Dr. Cross and I didn’t talk much. I couldn’t think of anything to say. But we sat together and I felt her calm soak into me. Before she left, she told me that someone from the hospital would come and see me regularly.

“You’ll like her, I think,” she said.

“I like you,” I said.

“She’ll have more time.”

I wish she would stay, but I know she’s very busy. “Come and see me when you’re home,” she said.

I will have to go on liking her, because it is impossible not to.

Martin’s willingness to save us makes me feel inadequate. Like a terrible mistake, that I am not worth saving.

I think of all the people who will now never meet Martin. Never know what a likeable person he was, never see the simple goodness that made him special.

I cry again.

My father comes to see me every afternoon for thirty minutes. He usually arrives just after James leaves, so presumably he hovers around downstairs until he knows I’m on my own. I know he’s not my father, but names are habits, and it’s too difficult to change things yet.

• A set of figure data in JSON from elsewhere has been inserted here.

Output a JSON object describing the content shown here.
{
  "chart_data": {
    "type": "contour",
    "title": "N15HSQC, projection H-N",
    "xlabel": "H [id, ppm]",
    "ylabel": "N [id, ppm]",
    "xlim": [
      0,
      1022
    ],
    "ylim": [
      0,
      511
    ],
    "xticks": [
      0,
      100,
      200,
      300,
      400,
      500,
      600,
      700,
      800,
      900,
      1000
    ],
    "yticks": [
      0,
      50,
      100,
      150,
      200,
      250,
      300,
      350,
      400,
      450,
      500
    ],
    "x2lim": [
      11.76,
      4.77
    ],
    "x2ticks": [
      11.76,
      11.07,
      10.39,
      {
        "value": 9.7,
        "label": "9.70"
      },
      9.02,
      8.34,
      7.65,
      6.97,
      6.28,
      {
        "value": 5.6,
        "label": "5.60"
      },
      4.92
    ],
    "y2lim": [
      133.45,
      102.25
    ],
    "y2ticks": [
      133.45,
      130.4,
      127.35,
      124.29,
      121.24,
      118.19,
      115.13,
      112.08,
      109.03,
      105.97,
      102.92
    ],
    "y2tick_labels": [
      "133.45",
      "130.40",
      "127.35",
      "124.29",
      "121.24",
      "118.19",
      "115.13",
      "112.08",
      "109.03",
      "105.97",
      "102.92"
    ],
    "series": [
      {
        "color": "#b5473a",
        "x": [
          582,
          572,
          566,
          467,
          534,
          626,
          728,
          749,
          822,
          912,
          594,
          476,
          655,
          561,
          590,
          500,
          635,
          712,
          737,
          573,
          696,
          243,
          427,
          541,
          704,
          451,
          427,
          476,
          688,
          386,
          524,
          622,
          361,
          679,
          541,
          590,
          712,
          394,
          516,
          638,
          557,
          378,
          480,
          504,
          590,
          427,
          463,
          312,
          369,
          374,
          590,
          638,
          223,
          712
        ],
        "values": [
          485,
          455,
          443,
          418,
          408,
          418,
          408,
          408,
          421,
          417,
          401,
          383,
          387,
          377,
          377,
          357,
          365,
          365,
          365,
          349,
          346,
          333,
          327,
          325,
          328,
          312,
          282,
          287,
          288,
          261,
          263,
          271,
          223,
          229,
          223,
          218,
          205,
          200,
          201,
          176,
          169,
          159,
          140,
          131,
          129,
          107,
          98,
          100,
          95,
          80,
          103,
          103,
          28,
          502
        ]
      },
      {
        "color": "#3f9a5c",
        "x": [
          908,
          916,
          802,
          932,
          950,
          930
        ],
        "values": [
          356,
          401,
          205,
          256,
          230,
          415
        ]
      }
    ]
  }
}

He sits by my bed and talks. “The insurance is paying up—no problem. But I don’t know if I’ll have the house repaired. It might be cheaper to sell the whole thing. They can knock it down and start again.”

I’m amazed that the house is still standing. The fire spread to two bedrooms and a bathroom on the floor below, but no further.

“There’s a lot of smoke and water damage. It seems a good moment to give up the old place.”

I don’t want the house to go. I want it to stay the same, the house where I was brought up by my father and my brothers. But it isn’t the same anymore—part of it has already been destroyed. I see the fire as the symptom of a disease, a cancer that spread through the house, growing stronger the further it advanced. It didn’t reach every corner, every dust-laden mantelpiece, but it will get there in the end. The treatment worked on the surface, but the rot continues, eating its way through the house quietly, destroying.

“Pity I lost all that work. But I’m not too worried—I can remember most of it. I’ve been looking at new houses. I don’t need anything so big, as long as I have a studio …”

I watch his mouth moving up and down and wonder what he’s really saying. Is he just thinking about houses, or is there more that he can’t speak about? It’s impossible to know his real feelings—he’s so good at being dramatic that nothing seems genuine anymore. How do I know what is real and what is fake? Is he capable of responding instinctively to Martin’s death?